The value of carbon credits are down 98 percent since the 2008 recession, meaning it now costs about 12 times their value to install the equipment needed to reduce greenhouse gases.
For more than a decade, a small Hamburg consulting company thrived by using technology to cut nitrous oxide emissions at fertilizer plants in developing nations. For that, it was awarded United Nations [carbon] credits that it then sold to European utilities.
Business is now evaporating for Nserve GmbH and its competitors. The value of [carbon] credits are down 98 percent since the 2008 recession, meaning it now costs about 12 times their value to install the equipment needed to reduce greenhouse gases, according to data from Johnson Matthey Plc.

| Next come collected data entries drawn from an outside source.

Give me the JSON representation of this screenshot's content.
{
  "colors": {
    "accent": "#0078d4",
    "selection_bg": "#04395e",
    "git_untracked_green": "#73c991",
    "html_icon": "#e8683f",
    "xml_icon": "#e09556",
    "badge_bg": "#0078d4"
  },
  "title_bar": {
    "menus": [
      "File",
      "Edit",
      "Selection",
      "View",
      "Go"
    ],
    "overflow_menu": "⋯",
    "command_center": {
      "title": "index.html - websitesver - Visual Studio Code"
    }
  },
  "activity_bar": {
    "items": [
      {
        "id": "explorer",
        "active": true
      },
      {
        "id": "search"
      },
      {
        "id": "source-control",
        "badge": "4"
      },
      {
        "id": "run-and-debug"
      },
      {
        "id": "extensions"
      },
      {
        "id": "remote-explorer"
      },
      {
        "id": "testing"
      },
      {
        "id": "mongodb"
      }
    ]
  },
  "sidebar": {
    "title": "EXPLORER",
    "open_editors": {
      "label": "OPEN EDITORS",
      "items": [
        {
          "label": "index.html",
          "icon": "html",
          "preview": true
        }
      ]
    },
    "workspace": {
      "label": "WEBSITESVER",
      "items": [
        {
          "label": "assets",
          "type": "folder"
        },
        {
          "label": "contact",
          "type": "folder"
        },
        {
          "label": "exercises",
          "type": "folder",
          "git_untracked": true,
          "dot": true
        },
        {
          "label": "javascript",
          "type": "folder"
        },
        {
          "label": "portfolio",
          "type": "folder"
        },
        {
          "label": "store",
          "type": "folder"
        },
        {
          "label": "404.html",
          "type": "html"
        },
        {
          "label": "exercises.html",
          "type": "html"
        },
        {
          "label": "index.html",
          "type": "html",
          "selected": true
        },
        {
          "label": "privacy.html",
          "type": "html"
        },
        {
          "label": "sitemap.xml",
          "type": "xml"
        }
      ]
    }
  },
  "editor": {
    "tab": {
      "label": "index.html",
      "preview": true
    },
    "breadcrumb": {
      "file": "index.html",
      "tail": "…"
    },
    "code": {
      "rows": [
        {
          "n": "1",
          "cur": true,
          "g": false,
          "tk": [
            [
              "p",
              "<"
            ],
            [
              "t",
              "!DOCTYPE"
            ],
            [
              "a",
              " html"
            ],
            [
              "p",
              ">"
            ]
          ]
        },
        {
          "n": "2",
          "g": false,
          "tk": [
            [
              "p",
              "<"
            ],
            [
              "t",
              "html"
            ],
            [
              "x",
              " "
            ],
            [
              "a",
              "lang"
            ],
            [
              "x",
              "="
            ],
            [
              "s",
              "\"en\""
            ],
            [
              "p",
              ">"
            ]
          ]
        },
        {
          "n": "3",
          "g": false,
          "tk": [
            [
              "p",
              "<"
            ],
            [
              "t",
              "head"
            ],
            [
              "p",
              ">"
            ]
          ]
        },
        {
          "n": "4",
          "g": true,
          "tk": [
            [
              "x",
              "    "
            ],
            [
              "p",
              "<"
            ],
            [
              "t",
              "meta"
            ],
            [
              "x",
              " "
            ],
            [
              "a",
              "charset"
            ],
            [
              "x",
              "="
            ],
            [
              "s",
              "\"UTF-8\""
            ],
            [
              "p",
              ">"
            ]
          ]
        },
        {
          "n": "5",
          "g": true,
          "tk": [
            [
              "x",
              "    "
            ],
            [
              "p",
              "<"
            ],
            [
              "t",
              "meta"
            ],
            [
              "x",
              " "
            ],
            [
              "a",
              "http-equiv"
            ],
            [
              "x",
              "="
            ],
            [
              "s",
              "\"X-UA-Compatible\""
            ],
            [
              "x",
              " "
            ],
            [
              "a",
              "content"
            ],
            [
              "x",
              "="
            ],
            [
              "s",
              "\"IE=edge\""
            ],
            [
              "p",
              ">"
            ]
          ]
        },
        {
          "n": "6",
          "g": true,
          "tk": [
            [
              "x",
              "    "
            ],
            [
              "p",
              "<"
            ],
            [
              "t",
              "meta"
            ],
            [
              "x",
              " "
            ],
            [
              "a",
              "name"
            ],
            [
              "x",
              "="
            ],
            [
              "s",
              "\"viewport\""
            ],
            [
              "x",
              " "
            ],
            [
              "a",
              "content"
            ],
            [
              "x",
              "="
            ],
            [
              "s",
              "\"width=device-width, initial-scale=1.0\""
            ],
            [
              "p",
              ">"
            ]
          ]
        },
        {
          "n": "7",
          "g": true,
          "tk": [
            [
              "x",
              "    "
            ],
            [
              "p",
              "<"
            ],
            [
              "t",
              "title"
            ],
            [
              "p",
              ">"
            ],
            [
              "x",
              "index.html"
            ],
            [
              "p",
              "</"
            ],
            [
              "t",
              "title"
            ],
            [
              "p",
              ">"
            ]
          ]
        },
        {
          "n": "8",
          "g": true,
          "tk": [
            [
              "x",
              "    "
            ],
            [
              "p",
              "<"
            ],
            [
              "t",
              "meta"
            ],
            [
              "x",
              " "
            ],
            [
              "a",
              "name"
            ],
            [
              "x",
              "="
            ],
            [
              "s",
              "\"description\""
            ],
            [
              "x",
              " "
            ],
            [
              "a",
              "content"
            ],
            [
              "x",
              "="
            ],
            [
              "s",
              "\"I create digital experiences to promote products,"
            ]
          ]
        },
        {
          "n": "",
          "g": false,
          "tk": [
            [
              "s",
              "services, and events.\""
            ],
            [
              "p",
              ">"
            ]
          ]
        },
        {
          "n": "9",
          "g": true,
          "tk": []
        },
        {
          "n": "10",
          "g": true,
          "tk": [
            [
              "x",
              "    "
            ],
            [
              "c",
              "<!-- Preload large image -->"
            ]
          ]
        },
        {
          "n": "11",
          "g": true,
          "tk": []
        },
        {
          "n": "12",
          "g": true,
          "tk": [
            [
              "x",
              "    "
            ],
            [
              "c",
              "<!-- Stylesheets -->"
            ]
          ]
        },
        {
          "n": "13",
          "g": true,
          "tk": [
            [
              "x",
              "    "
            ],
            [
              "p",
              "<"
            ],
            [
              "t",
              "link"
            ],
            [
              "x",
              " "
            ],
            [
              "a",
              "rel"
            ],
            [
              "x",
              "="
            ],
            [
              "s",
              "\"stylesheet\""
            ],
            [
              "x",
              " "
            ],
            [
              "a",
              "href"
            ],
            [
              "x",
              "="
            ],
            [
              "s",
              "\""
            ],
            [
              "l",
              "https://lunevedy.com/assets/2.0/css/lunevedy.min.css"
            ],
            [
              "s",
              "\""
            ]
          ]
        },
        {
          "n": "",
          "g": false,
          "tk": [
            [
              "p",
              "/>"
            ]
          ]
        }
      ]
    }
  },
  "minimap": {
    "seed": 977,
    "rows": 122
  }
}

Only 11 percent of about 12,000 projects proposed under the biggest UN program, the Clean Development Mechanism, or CDM, requested credits in the past two years, according to Bloomberg New Energy Finance. They range from wind farms to animal-waste processing plants. At current price levels, the system would spur 100 million metric tons of emission reductions a year through 2020. That’s about 1.3 percent of the 8 billion tons the UN says is needed.
“The money lost doesn’t really hurt me, but what’s sad is that the projects stop,” Marten von Velsen-Zerweck, managing director and co-founder of Nserve, said April 28 from Hamburg. “It’s really embarrassing we set up these projects and the lawmakers have not followed up to keep them going.” […]
‘Fundamentally Changed’
Bunge Ltd., a global agricultural-commodity trader, last month said it decided to “significantly scale down” its asset-management unit, including its Climate Change Capital subsidiary in London that created emission-reduction projects.
There were credits for 104 million tons of carbon dioxide equivalent issued under the CDM program last year, less than a third of the 2012 record, according to UN data.
“Supply has fundamentally changed,” Philipp Hauser, vice president, carbon markets, in Rio de Janeiro for GDF Suez Energy Latin America, said by phone April 21. “Prices might peak again and we might regret that the world did not nurture the mechanisms and investors that are capable to generate the mitigation and supply that is effectively needed.” […]
“It’s shameful that regulators have allowed so many years of work to go to nothing,” said Richard Chatterton, an analyst in London at New Energy. “The drying up of demand in Europe is another nail in the coffin.”